C.D. Warner, et al., comp.
The Library of the World’s Best Literature. An Anthology in Thirty Volumes. 1917.
South-American Independence as Related to the United States
By Henry Clay (17771852)
I
With regard to their superstition, they worship the same God with us. Their prayers are offered up in their temples to the same Redeemer whose intercession we expect to save us. Nor is there anything in the Catholic religion unfavorable to freedom. All religions united with government are more or less inimical to liberty. All separated from government are compatible with liberty. If the people of Spanish America have not already gone as far in religious toleration as we have, the difference in their condition from ours should not be forgotten.

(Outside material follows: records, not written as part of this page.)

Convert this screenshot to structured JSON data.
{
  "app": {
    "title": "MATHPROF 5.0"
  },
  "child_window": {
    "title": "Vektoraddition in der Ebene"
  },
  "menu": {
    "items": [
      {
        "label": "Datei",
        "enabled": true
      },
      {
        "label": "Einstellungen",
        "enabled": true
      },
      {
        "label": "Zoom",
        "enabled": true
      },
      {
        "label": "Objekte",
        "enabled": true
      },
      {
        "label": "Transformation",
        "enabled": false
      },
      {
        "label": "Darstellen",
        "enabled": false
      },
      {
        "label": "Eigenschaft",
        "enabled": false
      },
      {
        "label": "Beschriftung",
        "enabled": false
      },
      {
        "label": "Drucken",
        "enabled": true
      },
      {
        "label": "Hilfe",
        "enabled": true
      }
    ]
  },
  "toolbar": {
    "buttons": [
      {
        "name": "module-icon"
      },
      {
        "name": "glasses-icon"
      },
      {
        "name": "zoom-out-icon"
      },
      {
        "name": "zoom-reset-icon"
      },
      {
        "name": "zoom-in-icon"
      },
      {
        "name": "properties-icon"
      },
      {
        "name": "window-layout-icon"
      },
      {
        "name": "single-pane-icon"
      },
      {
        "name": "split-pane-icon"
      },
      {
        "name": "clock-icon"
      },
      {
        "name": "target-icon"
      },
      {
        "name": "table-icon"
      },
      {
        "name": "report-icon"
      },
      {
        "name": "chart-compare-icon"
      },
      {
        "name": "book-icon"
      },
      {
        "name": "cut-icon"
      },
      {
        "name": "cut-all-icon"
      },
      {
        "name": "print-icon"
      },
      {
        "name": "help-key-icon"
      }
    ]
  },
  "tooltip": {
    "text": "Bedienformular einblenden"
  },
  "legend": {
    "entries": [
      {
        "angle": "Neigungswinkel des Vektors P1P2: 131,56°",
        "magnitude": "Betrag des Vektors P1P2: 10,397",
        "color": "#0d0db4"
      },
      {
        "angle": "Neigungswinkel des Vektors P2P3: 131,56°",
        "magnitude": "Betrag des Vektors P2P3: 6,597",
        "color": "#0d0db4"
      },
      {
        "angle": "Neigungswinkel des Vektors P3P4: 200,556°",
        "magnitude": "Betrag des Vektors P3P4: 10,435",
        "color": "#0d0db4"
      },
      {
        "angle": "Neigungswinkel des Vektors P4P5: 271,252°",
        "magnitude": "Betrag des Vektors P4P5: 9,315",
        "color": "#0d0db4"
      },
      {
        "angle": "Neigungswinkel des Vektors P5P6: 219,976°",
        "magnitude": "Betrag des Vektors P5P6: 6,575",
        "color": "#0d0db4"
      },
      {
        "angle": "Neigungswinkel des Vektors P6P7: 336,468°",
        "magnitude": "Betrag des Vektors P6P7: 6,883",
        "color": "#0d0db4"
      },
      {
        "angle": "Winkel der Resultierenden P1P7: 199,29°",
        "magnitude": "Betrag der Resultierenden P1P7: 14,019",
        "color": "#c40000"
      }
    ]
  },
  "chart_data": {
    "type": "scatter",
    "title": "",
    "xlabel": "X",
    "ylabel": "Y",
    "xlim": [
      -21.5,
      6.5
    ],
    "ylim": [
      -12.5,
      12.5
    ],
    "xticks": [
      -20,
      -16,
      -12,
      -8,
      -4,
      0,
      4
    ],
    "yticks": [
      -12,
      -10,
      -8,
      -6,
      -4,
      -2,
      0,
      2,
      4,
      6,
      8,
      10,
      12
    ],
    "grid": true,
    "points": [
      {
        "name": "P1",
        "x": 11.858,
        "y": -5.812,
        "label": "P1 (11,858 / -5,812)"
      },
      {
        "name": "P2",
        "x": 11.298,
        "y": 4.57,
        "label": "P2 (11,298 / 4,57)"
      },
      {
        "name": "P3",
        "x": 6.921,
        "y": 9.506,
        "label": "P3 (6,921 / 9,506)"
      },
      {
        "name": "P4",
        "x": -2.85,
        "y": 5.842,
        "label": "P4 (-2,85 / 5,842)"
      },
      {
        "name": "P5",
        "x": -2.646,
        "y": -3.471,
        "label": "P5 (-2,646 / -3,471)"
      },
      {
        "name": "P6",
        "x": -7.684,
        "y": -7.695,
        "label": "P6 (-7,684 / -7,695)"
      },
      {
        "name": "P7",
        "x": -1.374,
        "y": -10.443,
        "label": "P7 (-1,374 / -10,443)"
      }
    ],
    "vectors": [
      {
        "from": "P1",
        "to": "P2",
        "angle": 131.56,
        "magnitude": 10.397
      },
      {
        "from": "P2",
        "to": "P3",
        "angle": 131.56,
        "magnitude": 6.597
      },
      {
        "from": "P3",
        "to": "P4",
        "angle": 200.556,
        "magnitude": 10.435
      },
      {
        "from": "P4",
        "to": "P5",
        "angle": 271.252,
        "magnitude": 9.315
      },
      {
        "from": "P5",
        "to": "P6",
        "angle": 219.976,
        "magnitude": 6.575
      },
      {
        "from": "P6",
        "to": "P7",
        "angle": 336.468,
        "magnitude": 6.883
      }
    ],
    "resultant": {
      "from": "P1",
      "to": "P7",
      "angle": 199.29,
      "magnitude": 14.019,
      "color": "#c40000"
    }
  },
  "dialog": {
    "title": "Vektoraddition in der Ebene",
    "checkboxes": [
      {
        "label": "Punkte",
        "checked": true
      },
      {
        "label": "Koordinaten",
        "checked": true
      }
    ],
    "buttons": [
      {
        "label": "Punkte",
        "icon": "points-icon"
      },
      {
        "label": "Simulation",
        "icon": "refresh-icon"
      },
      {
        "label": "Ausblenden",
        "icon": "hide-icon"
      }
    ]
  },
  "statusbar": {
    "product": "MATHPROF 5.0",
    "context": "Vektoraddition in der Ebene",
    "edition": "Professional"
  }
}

Everything is progressive; and in time I hope to see them imitating in this respect our example. But grant that the people of Spanish America are ignorant, and incompetent for free government; to whom is that ignorance to be ascribed? Is it not to the execrable system of Spain, which she seeks again to establish and to perpetuate? So far from chilling our hearts, it ought to increase our solicitude for our unfortunate brethren. It ought to animate us to desire the redemption of the minds and bodies of unborn millions from the brutifying effects of a system whose tendency is to stifle the faculties of the soul, and to degrade them to the level of beasts. I would invoke the spirits of our departed fathers. Was it for yourselves only that you nobly fought? No, no! It was the chains that were forging for your posterity that made you fly to arms; and scattering the elements of these chains to the winds, you transmitted to us the rich inheritance of liberty.